Behind me, Croc was in full horrorshow mode. Belly-maw. Giant teeth. Too many limbs.
The whole nine yards.
A pair of slick, veiny tentacles unfurled from the mimic’s gaping stomach mouth and lashed out at several workers who’d managed to slip around Temp and Harper. Croc hoisted three into the air like limp action figures and whipped them backward into the nearest wall.
“Hate to rush you, Dan,” Croc called, voice steady despite the chaos, “but you might want to pick up the pace. They’re bringing friends.”
“Working on it,” I growled.
The panel wasn’t coming free with brute force alone, but now that I had a gap, I had options. I cupped my hand and activated Hydro Fracking Blast. A pitiful sputter of water gurgled to life—a sad, barely-there stream compared to what I was used to.
But that was fine. I didn’t need force. I needed finesse.
Activating Hydrokensis, I guided the thread of water, and it slipped through the seam like liquid wire. I wouldn’t be flash freezing anyone, but I could still manipulate the small amount of moisture inside the panel. I focused my thoughts, tuning out the frantic battle, and began to cycle. With a thought, I heated the water up until it expanded into a cloud of steam. Then, once the water molecules had spread, I sucked the heat out and froze it. The metal groaned under the sudden temperature change, warping just a little.
I cycled again.
Hot. Cold. Hot. Cold.
The metal squealed, flexed, then finally popped.
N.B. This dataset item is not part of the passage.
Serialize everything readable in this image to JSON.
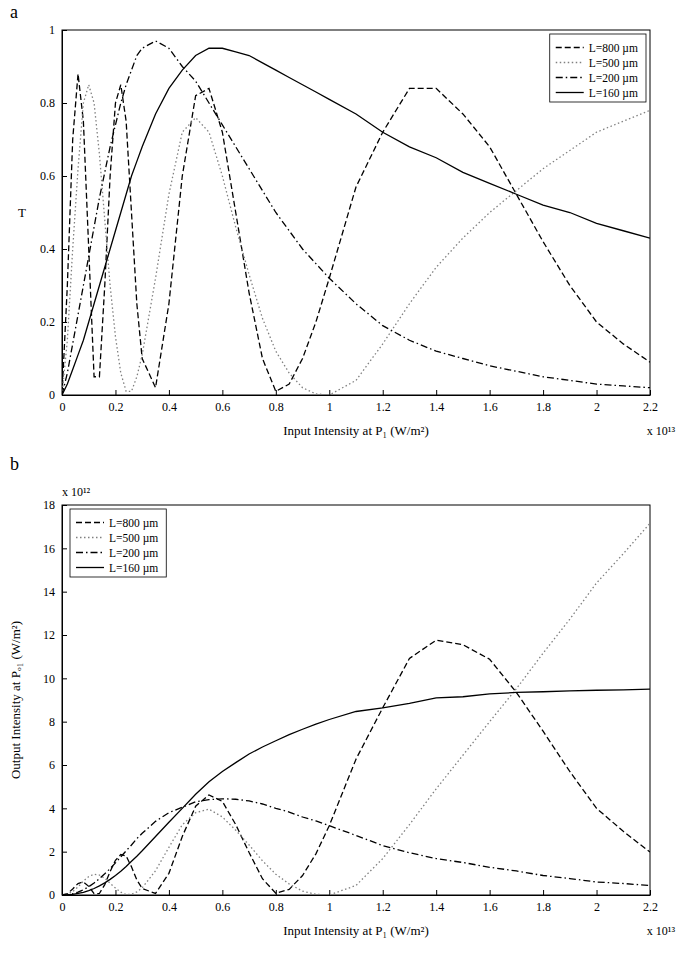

The bolts began to snap free, loosening just enough for me to go back in with the wrench. This time, they twisted. I ripped them loose, one after another, then yanked off the cover, and tossed it to the floor. Suddenly, I found myself staring at a dense, claustrophobic nest of wires, gears, and pulsing sigils. As good as I was getting at rune craft, this was clearly the work of a master sigil smith.
“Shit,” I muttered under my breath as I studied the configuration, beads of sweat rolling down my face.
I didn’t understand half of what I was looking at.
Maybe in another year or two I’d be able to make something like this, but life as a contractor had taught me in no uncertain terms that you didn’t have to be able to make something to break it. It took a master carpenter years of practice and months of work to properly fabricate a radius cabinet, and a sixteen-year-old with a sledgehammer about two minutes to knock it down.
Most of the runes were so intricate and complex that I couldn’t even tell what they did, but I recognized one rune straight away. A mana capacitor. All Sigil Stones used a variation of that rune to power their magical effects without the need for a secondary input source—like a caster. In essence, they were arcane batteries. If I could disrupt the power output, everything else would come tumbling down like a Jenga tower.
That was the weak point I could exploit.
I pulled my engraver’s awl from my belt, braced my wrist, and went to work. Three precise strokes, each one slicing through part of the inscription, broke the energy flow.
I didn’t even get to finish the fourth.
The entire panel erupted in a burst of blue-white light and concussive force. It felt like getting mule-kicked by a lightning bolt. In the blink of an eye, I was airborne. The explosion hurled me backward and I slammed into a fabrication table, flipping ass over teakettle before finally landing on the floor with a wheeze. Pain blossomed behind my eyes, and for a second I couldn’t move.
Instead, I just lay there gasping, my vision flickering at the edges.
Holy fuck that hurt.
But then the suppression field dropped.
I felt it immediately—like a fever breaking. Mana rushed back into my core in a flood of heat and pressure and glorious life. I hadn’t realized how much I relied on it until it was gone. The suppression field hadn’t just weakened me, it had left me numb. Like losing a sense I didn’t even realize I’d had. Suddenly blind. Suddenly deaf. Suddenly vulnerable.
But now that new sense was back in high-def clarity.
In the distance, I heard Harper laugh—sharp, relieved, a little unhinged. “Oh thank god.”
I groaned and rolled onto my stomach.
“Alright,” I muttered, spitting blood across the floor. “Time for round two, motherfucker.”